Casa De Mi Padre

A joke that has to be explained isn’t really a joke at all. You get it or you don’t. Things that are kind-of funny are also kind-of not funny while stories that start out funny don’t always end up that way.

For his new comedy, Will Ferrell spoofs the peculiarly Mexican soap-opera known as the telenovela, supersaturated serial melodramas in which moustachioed men strut about in tight pants while scheming women heave their bosoms and throw random dagger-eyes. A particularly Mexican celebration of sex, death, glitz and trash (and watched by millions) the format hasn’t travelled to this side of the Atlantic. And neither does Casa de mi Padre, although unfamiliarity is only part of the reason why Ferrell’s parody is a dud. Stilted, choppy, weird and woefully short on laughs, what might have been a riotous eight-minute skit in a sketch show – or a viral sensation on Ferrell’s own Funny or Die website - feels horribly overextended at feature length.
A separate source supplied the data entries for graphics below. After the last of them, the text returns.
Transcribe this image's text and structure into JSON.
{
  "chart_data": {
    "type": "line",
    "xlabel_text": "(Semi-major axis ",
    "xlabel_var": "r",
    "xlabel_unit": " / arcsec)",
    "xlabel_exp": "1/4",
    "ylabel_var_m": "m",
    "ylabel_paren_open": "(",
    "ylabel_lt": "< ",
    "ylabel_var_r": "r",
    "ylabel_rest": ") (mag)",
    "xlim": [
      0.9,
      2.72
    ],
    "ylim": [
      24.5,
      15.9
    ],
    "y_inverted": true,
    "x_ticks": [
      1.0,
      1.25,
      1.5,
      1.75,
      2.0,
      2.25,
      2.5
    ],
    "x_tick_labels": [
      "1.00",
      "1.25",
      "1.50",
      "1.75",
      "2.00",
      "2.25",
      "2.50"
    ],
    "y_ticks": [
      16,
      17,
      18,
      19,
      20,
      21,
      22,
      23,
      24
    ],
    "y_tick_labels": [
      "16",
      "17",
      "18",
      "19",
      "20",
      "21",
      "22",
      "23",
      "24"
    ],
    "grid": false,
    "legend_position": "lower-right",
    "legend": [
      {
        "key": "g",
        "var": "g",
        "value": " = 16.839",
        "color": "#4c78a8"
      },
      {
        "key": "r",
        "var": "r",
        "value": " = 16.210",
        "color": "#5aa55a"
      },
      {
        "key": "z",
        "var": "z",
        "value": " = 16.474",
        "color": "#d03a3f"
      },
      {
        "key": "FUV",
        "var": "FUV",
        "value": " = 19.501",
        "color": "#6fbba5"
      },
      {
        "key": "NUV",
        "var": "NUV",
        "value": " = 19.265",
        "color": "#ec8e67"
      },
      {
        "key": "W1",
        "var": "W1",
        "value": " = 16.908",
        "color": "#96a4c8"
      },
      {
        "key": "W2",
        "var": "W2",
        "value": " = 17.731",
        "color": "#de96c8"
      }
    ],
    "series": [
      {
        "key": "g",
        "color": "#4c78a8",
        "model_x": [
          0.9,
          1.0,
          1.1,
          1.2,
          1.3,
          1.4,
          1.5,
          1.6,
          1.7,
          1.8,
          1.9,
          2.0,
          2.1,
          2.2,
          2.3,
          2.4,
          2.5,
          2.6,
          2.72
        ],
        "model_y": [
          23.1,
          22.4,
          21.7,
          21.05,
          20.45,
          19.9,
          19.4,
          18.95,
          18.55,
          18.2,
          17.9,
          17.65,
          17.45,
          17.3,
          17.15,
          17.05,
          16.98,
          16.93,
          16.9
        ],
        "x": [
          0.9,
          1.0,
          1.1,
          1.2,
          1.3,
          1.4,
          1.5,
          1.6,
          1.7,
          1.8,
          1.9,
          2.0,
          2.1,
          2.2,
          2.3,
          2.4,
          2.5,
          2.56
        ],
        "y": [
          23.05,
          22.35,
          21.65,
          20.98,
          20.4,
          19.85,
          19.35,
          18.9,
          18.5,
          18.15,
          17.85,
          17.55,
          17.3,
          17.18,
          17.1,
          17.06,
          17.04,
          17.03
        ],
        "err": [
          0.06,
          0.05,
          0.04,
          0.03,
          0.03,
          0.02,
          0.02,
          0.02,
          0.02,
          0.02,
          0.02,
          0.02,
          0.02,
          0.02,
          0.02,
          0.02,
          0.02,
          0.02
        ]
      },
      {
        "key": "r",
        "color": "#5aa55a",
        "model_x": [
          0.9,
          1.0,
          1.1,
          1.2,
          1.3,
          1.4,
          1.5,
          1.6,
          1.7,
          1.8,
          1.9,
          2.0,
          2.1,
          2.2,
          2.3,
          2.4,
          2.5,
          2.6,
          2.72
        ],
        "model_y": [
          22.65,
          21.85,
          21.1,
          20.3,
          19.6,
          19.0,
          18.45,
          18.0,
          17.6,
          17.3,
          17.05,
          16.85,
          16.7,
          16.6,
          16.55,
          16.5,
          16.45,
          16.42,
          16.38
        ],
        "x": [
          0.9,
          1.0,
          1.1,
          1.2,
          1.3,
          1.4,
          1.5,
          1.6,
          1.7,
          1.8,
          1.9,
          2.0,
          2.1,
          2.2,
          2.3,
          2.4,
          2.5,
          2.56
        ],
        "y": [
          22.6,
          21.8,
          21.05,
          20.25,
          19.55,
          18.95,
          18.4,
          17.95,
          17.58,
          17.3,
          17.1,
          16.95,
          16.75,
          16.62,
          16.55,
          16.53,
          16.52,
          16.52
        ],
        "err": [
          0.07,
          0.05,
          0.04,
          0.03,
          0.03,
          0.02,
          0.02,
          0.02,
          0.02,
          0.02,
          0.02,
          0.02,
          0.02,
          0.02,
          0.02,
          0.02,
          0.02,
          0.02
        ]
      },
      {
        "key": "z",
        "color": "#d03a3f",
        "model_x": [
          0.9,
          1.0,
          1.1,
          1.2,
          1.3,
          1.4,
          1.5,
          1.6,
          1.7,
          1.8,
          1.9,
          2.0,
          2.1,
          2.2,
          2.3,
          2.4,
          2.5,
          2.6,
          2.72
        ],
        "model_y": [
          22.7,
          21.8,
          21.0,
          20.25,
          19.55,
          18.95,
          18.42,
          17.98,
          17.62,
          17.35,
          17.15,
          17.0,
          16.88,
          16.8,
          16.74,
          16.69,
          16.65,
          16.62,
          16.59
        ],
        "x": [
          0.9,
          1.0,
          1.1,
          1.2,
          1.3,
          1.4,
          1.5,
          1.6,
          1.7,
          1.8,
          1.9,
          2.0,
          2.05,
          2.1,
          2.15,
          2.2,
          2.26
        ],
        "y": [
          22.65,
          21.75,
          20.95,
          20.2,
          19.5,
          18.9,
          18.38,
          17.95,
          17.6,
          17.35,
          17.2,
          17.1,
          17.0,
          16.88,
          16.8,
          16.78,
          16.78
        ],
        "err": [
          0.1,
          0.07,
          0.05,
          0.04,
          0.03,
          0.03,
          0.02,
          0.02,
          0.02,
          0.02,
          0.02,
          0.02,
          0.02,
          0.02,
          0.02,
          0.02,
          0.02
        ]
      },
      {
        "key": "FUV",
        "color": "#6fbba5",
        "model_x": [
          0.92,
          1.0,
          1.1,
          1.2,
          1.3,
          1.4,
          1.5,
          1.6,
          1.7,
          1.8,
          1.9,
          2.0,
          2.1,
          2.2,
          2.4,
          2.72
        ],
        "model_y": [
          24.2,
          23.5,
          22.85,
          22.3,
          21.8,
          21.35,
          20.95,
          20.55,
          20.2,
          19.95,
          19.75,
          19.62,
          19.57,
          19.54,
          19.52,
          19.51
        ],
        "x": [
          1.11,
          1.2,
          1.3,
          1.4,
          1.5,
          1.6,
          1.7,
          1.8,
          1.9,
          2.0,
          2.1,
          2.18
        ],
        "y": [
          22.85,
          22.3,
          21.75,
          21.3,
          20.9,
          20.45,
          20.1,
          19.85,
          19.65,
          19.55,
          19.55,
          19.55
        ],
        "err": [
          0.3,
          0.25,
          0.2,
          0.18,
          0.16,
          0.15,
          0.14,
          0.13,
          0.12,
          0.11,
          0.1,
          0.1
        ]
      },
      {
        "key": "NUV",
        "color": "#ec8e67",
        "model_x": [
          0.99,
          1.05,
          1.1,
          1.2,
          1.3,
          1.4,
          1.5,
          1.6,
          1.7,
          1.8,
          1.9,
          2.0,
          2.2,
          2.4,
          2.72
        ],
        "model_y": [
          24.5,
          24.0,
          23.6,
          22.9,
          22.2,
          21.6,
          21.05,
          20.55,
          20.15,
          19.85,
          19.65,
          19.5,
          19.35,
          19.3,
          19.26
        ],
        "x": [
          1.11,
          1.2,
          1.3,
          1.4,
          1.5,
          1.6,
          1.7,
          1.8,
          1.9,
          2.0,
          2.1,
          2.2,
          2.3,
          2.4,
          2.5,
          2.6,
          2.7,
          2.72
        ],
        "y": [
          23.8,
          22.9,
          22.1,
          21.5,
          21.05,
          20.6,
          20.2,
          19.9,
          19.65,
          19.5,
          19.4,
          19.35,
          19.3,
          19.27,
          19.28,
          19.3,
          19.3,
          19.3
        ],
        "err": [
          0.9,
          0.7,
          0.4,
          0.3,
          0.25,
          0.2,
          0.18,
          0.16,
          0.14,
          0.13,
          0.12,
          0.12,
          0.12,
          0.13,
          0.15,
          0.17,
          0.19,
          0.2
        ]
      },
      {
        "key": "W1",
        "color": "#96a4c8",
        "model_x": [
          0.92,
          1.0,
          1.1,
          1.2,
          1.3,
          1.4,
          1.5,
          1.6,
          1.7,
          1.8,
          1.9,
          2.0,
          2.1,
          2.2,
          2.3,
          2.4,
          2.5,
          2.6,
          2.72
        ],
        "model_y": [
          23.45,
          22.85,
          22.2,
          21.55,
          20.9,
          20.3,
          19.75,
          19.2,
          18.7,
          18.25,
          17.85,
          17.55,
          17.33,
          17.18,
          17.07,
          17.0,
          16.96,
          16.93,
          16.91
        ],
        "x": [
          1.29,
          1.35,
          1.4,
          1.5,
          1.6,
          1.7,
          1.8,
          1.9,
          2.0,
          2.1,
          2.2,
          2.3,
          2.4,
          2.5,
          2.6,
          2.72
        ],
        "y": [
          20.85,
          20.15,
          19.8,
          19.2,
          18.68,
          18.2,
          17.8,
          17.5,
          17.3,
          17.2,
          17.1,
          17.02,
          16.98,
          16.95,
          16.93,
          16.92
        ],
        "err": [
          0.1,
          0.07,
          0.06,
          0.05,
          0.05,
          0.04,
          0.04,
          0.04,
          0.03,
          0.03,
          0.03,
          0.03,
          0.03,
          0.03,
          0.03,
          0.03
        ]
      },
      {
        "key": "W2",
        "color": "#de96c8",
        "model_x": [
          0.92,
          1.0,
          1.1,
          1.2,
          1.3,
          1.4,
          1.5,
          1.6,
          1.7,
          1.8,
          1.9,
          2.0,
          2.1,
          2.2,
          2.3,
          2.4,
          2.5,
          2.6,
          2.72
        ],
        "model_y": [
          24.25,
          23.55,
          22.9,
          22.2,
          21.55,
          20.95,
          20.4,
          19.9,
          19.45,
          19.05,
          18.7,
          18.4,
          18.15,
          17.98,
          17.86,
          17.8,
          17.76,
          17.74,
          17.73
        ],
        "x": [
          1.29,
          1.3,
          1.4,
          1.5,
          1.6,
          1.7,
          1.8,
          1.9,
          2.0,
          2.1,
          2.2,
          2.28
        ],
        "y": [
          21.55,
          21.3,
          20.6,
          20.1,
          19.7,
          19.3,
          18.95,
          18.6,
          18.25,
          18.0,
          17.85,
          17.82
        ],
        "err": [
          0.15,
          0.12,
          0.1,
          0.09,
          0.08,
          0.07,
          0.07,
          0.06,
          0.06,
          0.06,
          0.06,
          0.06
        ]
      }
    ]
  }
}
Wide-eyed and innocent farmhand Armando Alvarez (Ferrell, speaking fluent Spanish) is the second son of a dairy rancher (the late Mexican actor Pedro Armendáriz Jr. in his last role) who lives deep in the backcountry in a hacienda filled with coloured tiles and heavy wooden furniture. Armando, devoted to the land, couldn’t be more different to his flashy older brother Raul (Diego Luna), who left the ranch to make it big in the drug-trade in Mexico City. When their father finds himself in financial difficulty, the prodigal Raul returns in his gleaming white limousine, with his gorgeous fiancée Sonia (Genesis Rodriguez) in tow, to save the homestead. When she stands and listens to her awkward soon-to-be brother-in-law expand on his notions of the ideal woman – someone who shares his love for the soil, Mexico, cattle and cactus-flowers – Sonia realises that this curly-haired buffoon is her soul mate. But how can Armando betray his only brother? And who will protect their homestead against the ruthless rival drug lord La Onza (Gael García Bernal)?

From the flashy opening credits to the obviously painted backdrops, the film mimics the sun-faded look of old two-reel serials, with undisguised rear-projections, intentional continuity errors and stuffed toys standing in for wild animals. Furthering the illusion are skipped frames, orange bursts of overexposed film and scratch marks that recall Tarantino’s 2007 retro-exercise Grindhouse.  There’s even a moment, about half way through, where everything comes to a dead stop as the filmmakers read out an apology for the shabbiness of their special effects, blaming the chaos that resulted from an unfortunate coming together of a wild tiger and a bag of cocaine. A lot of time and effort has been spent making this pricey studio comedy look like something cobbled together on a shoestring in the 1970s, but nothing like the same level of care and attention has been paid to the script. What Casa de mi Padre lacks are funny jokes that follow, one after another, in a reasonably paced progression.

Ferrell does his usual deadpan innocent but the story only occasionally allows him to play to his strengths; child-like bemusement, simmering frustration and flights of surreal lunacy. The few times that the actor does get to let loose are, unsurprisingly, the best moments in the film, particularly an inspired moment where Armando sits with his ranchero buddies (Efren Ramirez and Adrian Martinez) at a campfire and signs a plaintive love song, pausing to clean the spit-valve on his trumpet before starting a bumptious solo. But it’s too little, too late for a film that clocks in at just 84 minutes but feels considerably longer. No mi gusta. No mi gusta one bit.